Investing.com - The pound pulled back from 14-month lows against the dollar on Friday after data showed that the U.S. economy added fewer jobs than forecast last month, prompting investors to book profits in the greenback.
GBP/USD was up 0.26% to 1.5872 in late trade, after falling to lows of 1.5791 earlier, the weakest since September 2013. For the week, the pair was still down 0.62%.
The Labor Department reported that the U.S. economy added 214,000 jobs in October, missing expectations for jobs growth of 231,000.
September’s figure was revised up to 256,000 from a previously reported 248,000 and August’s figure was also revised up to 203,000 from 180,000, pointing to underlying strength in the labor market.
The U.S. unemployment rate ticked down to a fresh six-year low of 5.8% from 5.9% in September.
The data prompted investors to sell the dollar to lock in gains following its recent rally but did little to alter expectations that the Federal Reserve will raise interest rates ahead of its other major peers.
The US dollar index, which tracks the performance of the greenback against a basket of six major currencies, was down 0.63% to 87.66, off the four-and-a-half year peaks of 88.31 hit earlier in the session.
A day earlier the Bank of England’s monetary policy committee voted to leave U.K. interest rates at their current record lows of 0.5%, in a widely anticipated decision.
The pound remained under pressure after surveys of the U.K. service and manufacturing sectors released earlier in week added to worries that the rate of the economic recovery is slowing.
Elsewhere, sterling was lower against the euro on Friday, with EUR/GBP advancing 0.44% to 0.7848, recovering from Thursday’s five week lows of 0.7798.
The single currency weakened after the European Central Bank reiterated its pledge on Thursday to implement further stimulus measures if needed to combat persistently low levels of inflation in the euro area.

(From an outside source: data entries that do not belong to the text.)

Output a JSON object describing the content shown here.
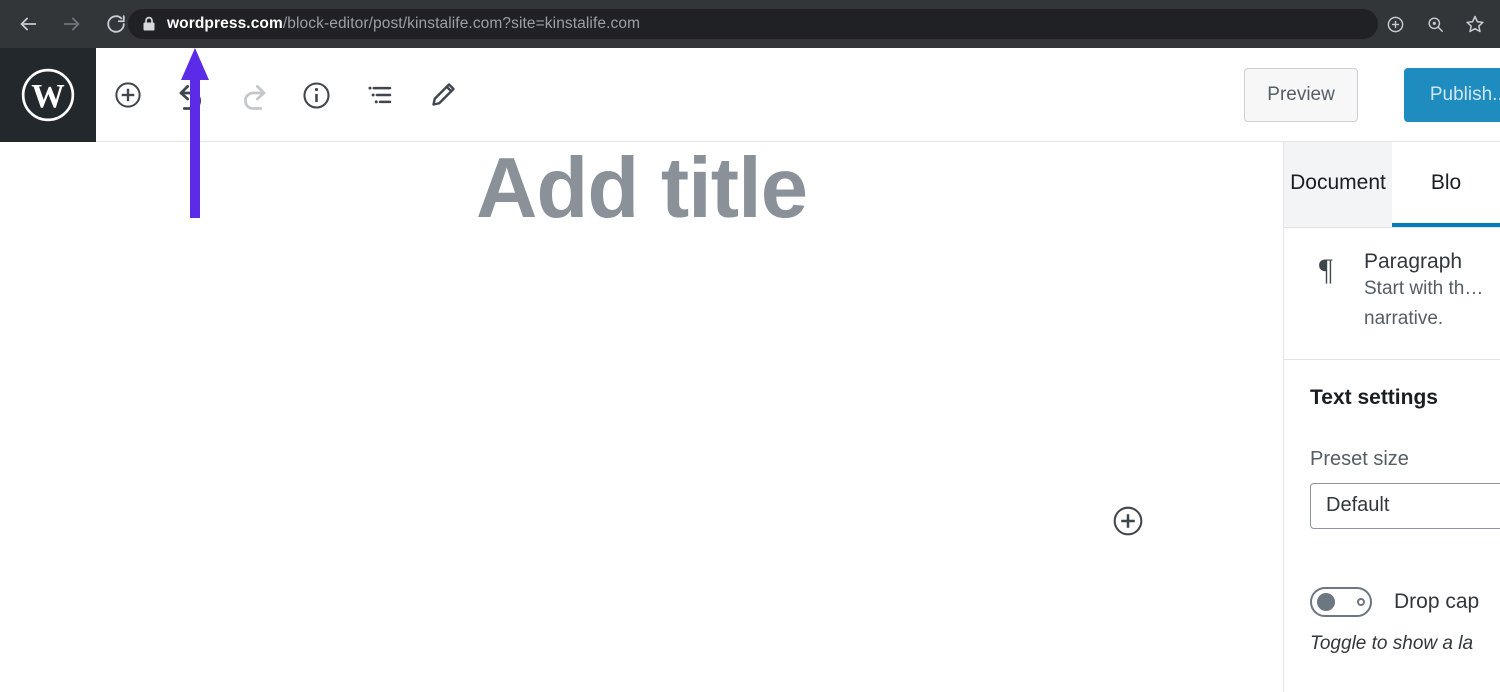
{
  "browser": {
    "back_icon": "arrow-left-icon",
    "forward_icon": "arrow-right-icon",
    "reload_icon": "reload-icon",
    "lock_icon": "lock-icon",
    "url_host": "wordpress.com",
    "url_path": "/block-editor/post/kinstalife.com?site=kinstalife.com",
    "url_full": "wordpress.com/block-editor/post/kinstalife.com?site=kinstalife.com",
    "right_icons": [
      "install-app-icon",
      "zoom-search-icon",
      "bookmark-star-icon"
    ]
  },
  "editor_header": {
    "logo": "wordpress-logo-icon",
    "tools": [
      {
        "name": "add-block-button",
        "icon": "plus-circle-icon",
        "disabled": false
      },
      {
        "name": "undo-button",
        "icon": "undo-arrow-icon",
        "disabled": false
      },
      {
        "name": "redo-button",
        "icon": "redo-arrow-icon",
        "disabled": true
      },
      {
        "name": "content-info-button",
        "icon": "info-circle-icon",
        "disabled": false
      },
      {
        "name": "block-navigation-button",
        "icon": "list-view-icon",
        "disabled": false
      },
      {
        "name": "edit-mode-button",
        "icon": "pencil-icon",
        "disabled": false
      }
    ],
    "preview_label": "Preview",
    "publish_label": "Publish...",
    "publish_color": "#1e8cbe"
  },
  "canvas": {
    "title_placeholder": "Add title",
    "inserter_icon": "plus-circle-icon"
  },
  "sidebar": {
    "tabs": [
      {
        "label": "Document",
        "active": false
      },
      {
        "label": "Blo",
        "active": true
      }
    ],
    "active_tab_color": "#007cba",
    "block_card": {
      "icon": "paragraph-pilcrow-icon",
      "title": "Paragraph",
      "description": "Start with th… narrative."
    },
    "text_settings": {
      "panel_title": "Text settings",
      "preset_size_label": "Preset size",
      "preset_size_value": "Default",
      "drop_cap_label": "Drop cap",
      "drop_cap_state": "off",
      "drop_cap_help": "Toggle to show a la"
    }
  },
  "annotation": {
    "arrow": "up-arrow-annotation",
    "color": "#5b2be8"
  }
}
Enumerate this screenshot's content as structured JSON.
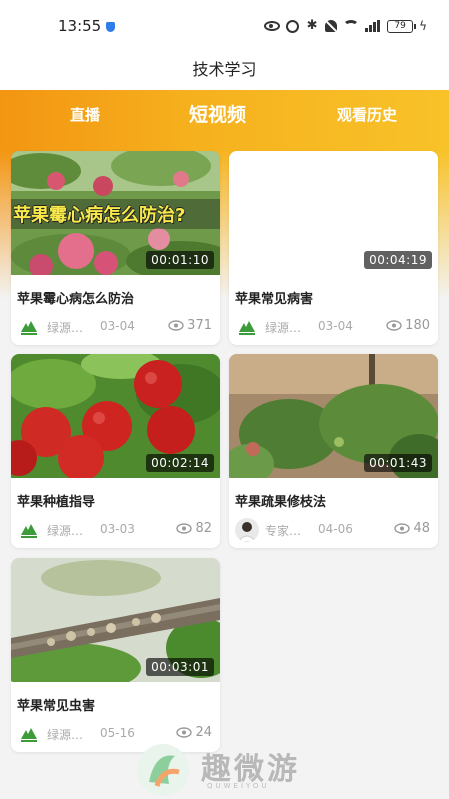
{
  "status": {
    "time": "13:55",
    "battery": "79"
  },
  "header": {
    "title": "技术学习"
  },
  "tabs": [
    {
      "label": "直播"
    },
    {
      "label": "短视频"
    },
    {
      "label": "观看历史"
    }
  ],
  "videos": [
    {
      "title": "苹果霉心病怎么防治",
      "thumb_caption": "苹果霉心病怎么防治?",
      "duration": "00:01:10",
      "author": "绿源…",
      "date": "03-04",
      "views": "371"
    },
    {
      "title": "苹果常见病害",
      "duration": "00:04:19",
      "author": "绿源…",
      "date": "03-04",
      "views": "180"
    },
    {
      "title": "苹果种植指导",
      "duration": "00:02:14",
      "author": "绿源…",
      "date": "03-03",
      "views": "82"
    },
    {
      "title": "苹果疏果修枝法",
      "duration": "00:01:43",
      "author": "专家…",
      "date": "04-06",
      "views": "48"
    },
    {
      "title": "苹果常见虫害",
      "duration": "00:03:01",
      "author": "绿源…",
      "date": "05-16",
      "views": "24"
    }
  ],
  "watermark": {
    "text": "趣微游",
    "sub": "QUWEIYOU"
  },
  "colors": {
    "accent_orange": "#f39512",
    "accent_yellow": "#f8c229",
    "logo_green": "#3d9b3a"
  }
}
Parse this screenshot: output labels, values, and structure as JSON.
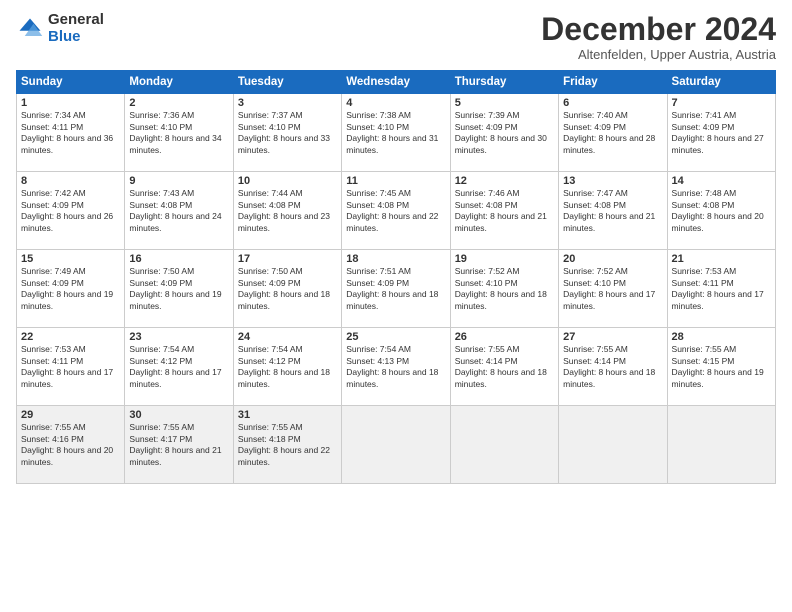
{
  "logo": {
    "general": "General",
    "blue": "Blue"
  },
  "title": "December 2024",
  "subtitle": "Altenfelden, Upper Austria, Austria",
  "days_header": [
    "Sunday",
    "Monday",
    "Tuesday",
    "Wednesday",
    "Thursday",
    "Friday",
    "Saturday"
  ],
  "weeks": [
    [
      {
        "day": "1",
        "rise": "Sunrise: 7:34 AM",
        "set": "Sunset: 4:11 PM",
        "daylight": "Daylight: 8 hours and 36 minutes."
      },
      {
        "day": "2",
        "rise": "Sunrise: 7:36 AM",
        "set": "Sunset: 4:10 PM",
        "daylight": "Daylight: 8 hours and 34 minutes."
      },
      {
        "day": "3",
        "rise": "Sunrise: 7:37 AM",
        "set": "Sunset: 4:10 PM",
        "daylight": "Daylight: 8 hours and 33 minutes."
      },
      {
        "day": "4",
        "rise": "Sunrise: 7:38 AM",
        "set": "Sunset: 4:10 PM",
        "daylight": "Daylight: 8 hours and 31 minutes."
      },
      {
        "day": "5",
        "rise": "Sunrise: 7:39 AM",
        "set": "Sunset: 4:09 PM",
        "daylight": "Daylight: 8 hours and 30 minutes."
      },
      {
        "day": "6",
        "rise": "Sunrise: 7:40 AM",
        "set": "Sunset: 4:09 PM",
        "daylight": "Daylight: 8 hours and 28 minutes."
      },
      {
        "day": "7",
        "rise": "Sunrise: 7:41 AM",
        "set": "Sunset: 4:09 PM",
        "daylight": "Daylight: 8 hours and 27 minutes."
      }
    ],
    [
      {
        "day": "8",
        "rise": "Sunrise: 7:42 AM",
        "set": "Sunset: 4:09 PM",
        "daylight": "Daylight: 8 hours and 26 minutes."
      },
      {
        "day": "9",
        "rise": "Sunrise: 7:43 AM",
        "set": "Sunset: 4:08 PM",
        "daylight": "Daylight: 8 hours and 24 minutes."
      },
      {
        "day": "10",
        "rise": "Sunrise: 7:44 AM",
        "set": "Sunset: 4:08 PM",
        "daylight": "Daylight: 8 hours and 23 minutes."
      },
      {
        "day": "11",
        "rise": "Sunrise: 7:45 AM",
        "set": "Sunset: 4:08 PM",
        "daylight": "Daylight: 8 hours and 22 minutes."
      },
      {
        "day": "12",
        "rise": "Sunrise: 7:46 AM",
        "set": "Sunset: 4:08 PM",
        "daylight": "Daylight: 8 hours and 21 minutes."
      },
      {
        "day": "13",
        "rise": "Sunrise: 7:47 AM",
        "set": "Sunset: 4:08 PM",
        "daylight": "Daylight: 8 hours and 21 minutes."
      },
      {
        "day": "14",
        "rise": "Sunrise: 7:48 AM",
        "set": "Sunset: 4:08 PM",
        "daylight": "Daylight: 8 hours and 20 minutes."
      }
    ],
    [
      {
        "day": "15",
        "rise": "Sunrise: 7:49 AM",
        "set": "Sunset: 4:09 PM",
        "daylight": "Daylight: 8 hours and 19 minutes."
      },
      {
        "day": "16",
        "rise": "Sunrise: 7:50 AM",
        "set": "Sunset: 4:09 PM",
        "daylight": "Daylight: 8 hours and 19 minutes."
      },
      {
        "day": "17",
        "rise": "Sunrise: 7:50 AM",
        "set": "Sunset: 4:09 PM",
        "daylight": "Daylight: 8 hours and 18 minutes."
      },
      {
        "day": "18",
        "rise": "Sunrise: 7:51 AM",
        "set": "Sunset: 4:09 PM",
        "daylight": "Daylight: 8 hours and 18 minutes."
      },
      {
        "day": "19",
        "rise": "Sunrise: 7:52 AM",
        "set": "Sunset: 4:10 PM",
        "daylight": "Daylight: 8 hours and 18 minutes."
      },
      {
        "day": "20",
        "rise": "Sunrise: 7:52 AM",
        "set": "Sunset: 4:10 PM",
        "daylight": "Daylight: 8 hours and 17 minutes."
      },
      {
        "day": "21",
        "rise": "Sunrise: 7:53 AM",
        "set": "Sunset: 4:11 PM",
        "daylight": "Daylight: 8 hours and 17 minutes."
      }
    ],
    [
      {
        "day": "22",
        "rise": "Sunrise: 7:53 AM",
        "set": "Sunset: 4:11 PM",
        "daylight": "Daylight: 8 hours and 17 minutes."
      },
      {
        "day": "23",
        "rise": "Sunrise: 7:54 AM",
        "set": "Sunset: 4:12 PM",
        "daylight": "Daylight: 8 hours and 17 minutes."
      },
      {
        "day": "24",
        "rise": "Sunrise: 7:54 AM",
        "set": "Sunset: 4:12 PM",
        "daylight": "Daylight: 8 hours and 18 minutes."
      },
      {
        "day": "25",
        "rise": "Sunrise: 7:54 AM",
        "set": "Sunset: 4:13 PM",
        "daylight": "Daylight: 8 hours and 18 minutes."
      },
      {
        "day": "26",
        "rise": "Sunrise: 7:55 AM",
        "set": "Sunset: 4:14 PM",
        "daylight": "Daylight: 8 hours and 18 minutes."
      },
      {
        "day": "27",
        "rise": "Sunrise: 7:55 AM",
        "set": "Sunset: 4:14 PM",
        "daylight": "Daylight: 8 hours and 18 minutes."
      },
      {
        "day": "28",
        "rise": "Sunrise: 7:55 AM",
        "set": "Sunset: 4:15 PM",
        "daylight": "Daylight: 8 hours and 19 minutes."
      }
    ],
    [
      {
        "day": "29",
        "rise": "Sunrise: 7:55 AM",
        "set": "Sunset: 4:16 PM",
        "daylight": "Daylight: 8 hours and 20 minutes."
      },
      {
        "day": "30",
        "rise": "Sunrise: 7:55 AM",
        "set": "Sunset: 4:17 PM",
        "daylight": "Daylight: 8 hours and 21 minutes."
      },
      {
        "day": "31",
        "rise": "Sunrise: 7:55 AM",
        "set": "Sunset: 4:18 PM",
        "daylight": "Daylight: 8 hours and 22 minutes."
      },
      null,
      null,
      null,
      null
    ]
  ]
}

In the week ahead, Thursday’s inflation report from the BoE will closely watched amid fears that the recovery is moderating, while investors will also be looking ahead to Friday’s reports on U.S. retail sales and consumer confidence.
Ahead of the coming week, Investing.com has compiled a list of these and other significant events likely to affect the markets. The guide skips Monday and Tuesday as there are no relevant events on these days.
Wednesday, November 12
The U.K. is to release data on the change in the number of people employed, the unemployment rate and average earnings.
Meanwhile, the BoE is to publish its quarterly inflation report and Governor Mark Carney is to hold a press conference to discuss the report.
Thursday, November 13
The U.S. is to publish the weekly report on initial jobless claims.
Friday, November 14
The U.S. is to round up the week with data on retail sales and import prices as well as preliminary data on consumer sentiment from the University of Michigan.